Gamal Moubarak est dans une position délicate, car sa prise de fonction n'est pas perçue comme évidente. Tant que son père est en vie et en poste, le fait d'être le fils du président est un argument de poids. Argument qui s'effriterait rapidement si le président venait à décéder ou à quitter ses fonctions sans avoir désigné de successeur.

L'avantage de Gamal demeure qu'aucun réel rival n'a émergé. On évoquait un temps d'Omar Suleiman, chef des renseignements, mais son nom a un peu disparu de la scène. Aucun opposant de premier plan, et surtout pas elBaradei, ne peut se présenter ou rivaliser.
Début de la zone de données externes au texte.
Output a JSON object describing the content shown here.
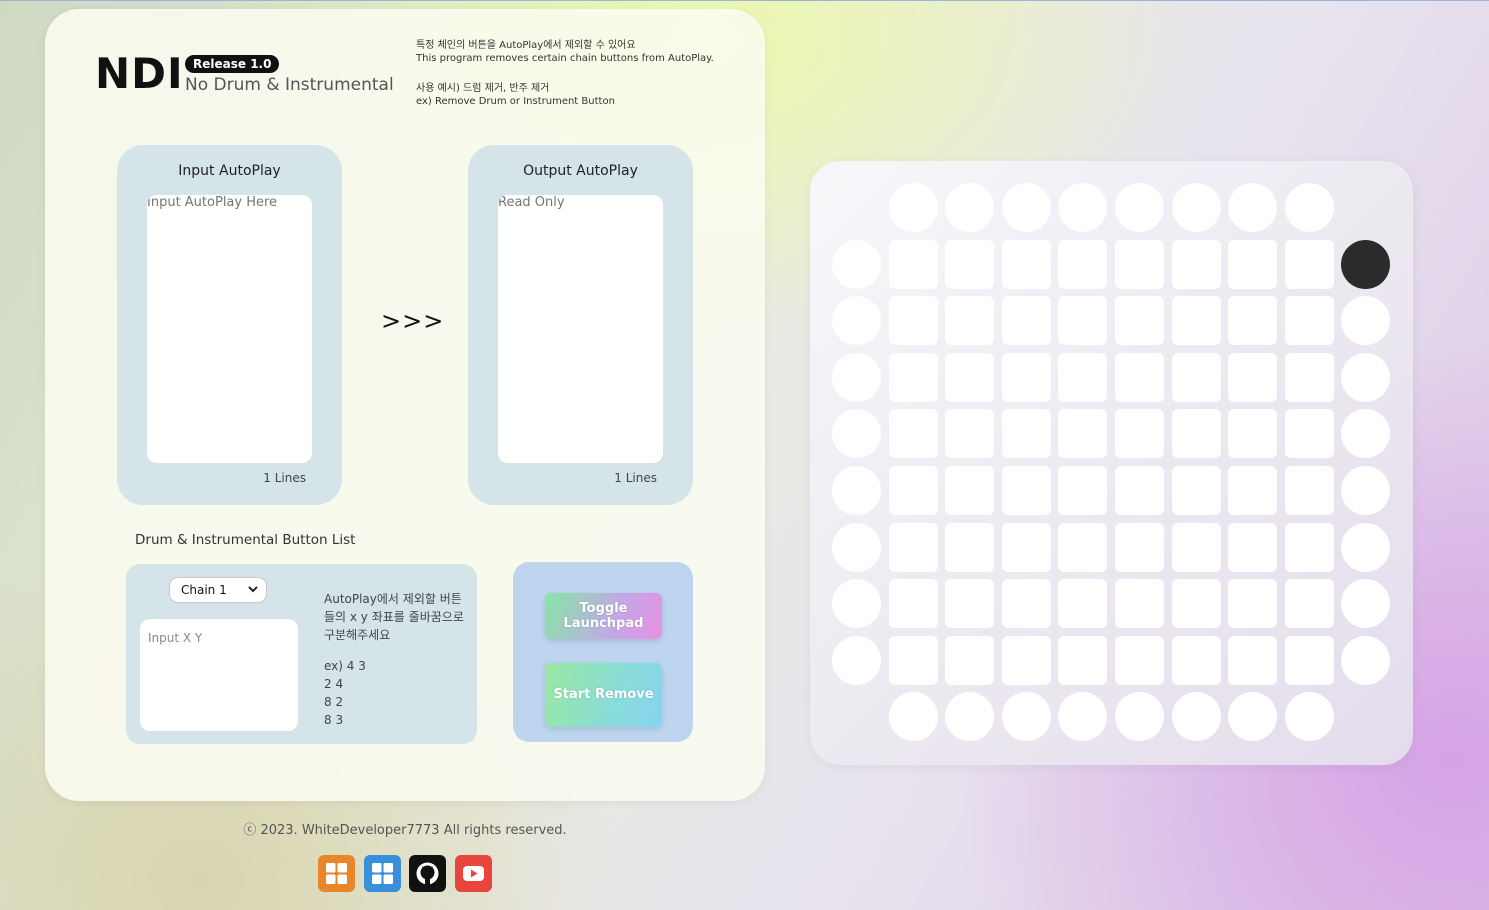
{
  "header": {
    "logo": "NDI",
    "badge": "Release 1.0",
    "subtitle": "No Drum & Instrumental",
    "desc_ko_1": "특정 체인의 버튼을 AutoPlay에서 제외할 수 있어요",
    "desc_en_1": "This program removes certain chain buttons from AutoPlay.",
    "desc_ko_2": "사용 예시) 드럼 제거, 반주 제거",
    "desc_en_2": "ex) Remove Drum or Instrument Button"
  },
  "input_panel": {
    "title": "Input AutoPlay",
    "placeholder": "Input AutoPlay Here",
    "lines": "1 Lines"
  },
  "output_panel": {
    "title": "Output AutoPlay",
    "placeholder": "Read Only",
    "lines": "1 Lines"
  },
  "arrow": ">>>",
  "button_list": {
    "title": "Drum & Instrumental Button List",
    "chain_select": "Chain 1",
    "xy_placeholder": "Input X Y",
    "help_text": "AutoPlay에서 제외할 버튼들의 x y 좌표를 줄바꿈으로 구분해주세요",
    "example_lines": [
      "ex) 4 3",
      "2 4",
      "8 2",
      "8 3"
    ]
  },
  "actions": {
    "toggle_label": "Toggle Launchpad",
    "start_label": "Start Remove"
  },
  "footer": {
    "copyright": "ⓒ 2023. WhiteDeveloper7773 All rights reserved."
  },
  "social_icons": [
    {
      "name": "windows-icon",
      "color": "#e8862a"
    },
    {
      "name": "windows-icon",
      "color": "#3a8fdc"
    },
    {
      "name": "github-icon",
      "color": "#111111"
    },
    {
      "name": "youtube-icon",
      "color": "#e8453c"
    }
  ],
  "launchpad": {
    "active_button": {
      "row": 1,
      "col": 9
    },
    "pad_color": "#ffffff",
    "active_color": "#2b2b2b"
  }
}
Certes, on parle également de divisions au sein du NDP liées justement à des désaccords sur le successeur d'Hosni Moubarak. C'est ce que Henry Hale appelle le "lame duck syndrome". Ce processus est fréquent à l'aube d'une succession. L'élite s'éparpille et si un successeur n'a pas été clairement nommé, elle cherche à se rapprocher de celui qui semble le plus enclin à prendre le pouvoir. En outre, même s'il y a un candidat choisi, l'élite n'est pas certaine que ce dernier honorera les mêmes engagements que le président en place. Cela étant, encore une fois, aucun rival à Gamal Moubarak ne s'est présenté... pour le moment. La convention du NDP de juillet décidera du candidat du parti. Il faudra donc suivre dans les prochains mois la politique intérieure égyptienne de près pour voir si Suleiman, un candidat qui pourrait représenter un réel challenge, ou d'autres vont se présenter comme une alternative viable au fils de Moubarak.